After graduating from Sarah Lawrence College in 1958, Cynthia moved to Manhattan and began working as a researcher at Time magazine while pursuing an acting career. She appeared in two off-Broadway shows staged by the Living Theatre acting company.

In 1964, she was introduced to Charles Thomas, then 41, through a mutual friend. The couple married within weeks and moved to Mexico, where Thomas had just taken up a post as a political officer. A year after their arrival, their daughter Zelda was born.

In 1975, Congress passed a so-called private bill that posthumously restored Charles Thomas to active duty in the Foreign Service, a designation that entitled his family to the salary and benefits he would have earned in the years since his death. They totaled about $51,000. Thomas was invited to join the State Department, and she went on to serve as a political officer in India and Thailand. She never remarried.

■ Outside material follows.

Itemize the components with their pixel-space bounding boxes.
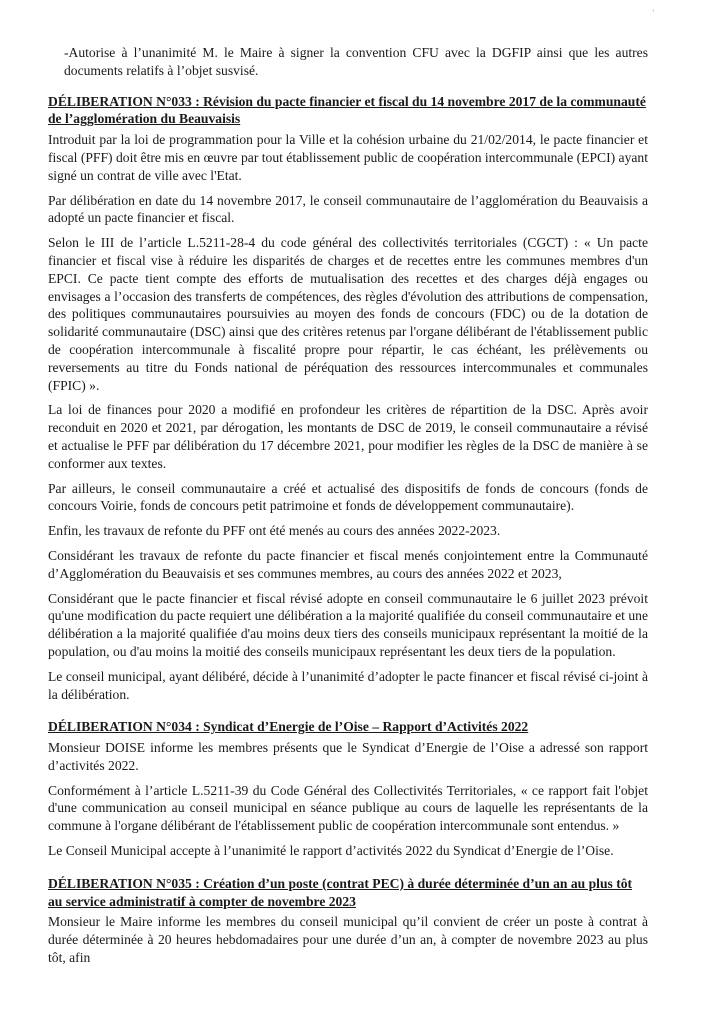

She settled in Washington in retirement. In 2016, suffering from rheumatoid arthritis and other health problems, she moved into her daughter’s home in Minneapolis and died there, said Zelda Thomas-Curti.

In addition to her daughter, survivors include a stepdaughter, Jeanne-Marie Thomas of Rome, and three grandchildren.

In 2013, at a friend’s urging, Thomas returned to the Washington bank where she had stored her husband’s old black-leather briefcase in a safe-deposit box. Inside the case was Ford’s signed letter of apology on embossed White House stationery.

Asked to read the letter out loud, she found that the tears overwhelmed her and asked the friend to do it for her.

“The circumstances surrounding your husband’s death are a source of deepest regret to the government he served so loyally and so well,” the president had written. “There are no words that can ease the burden you have carried all these years.”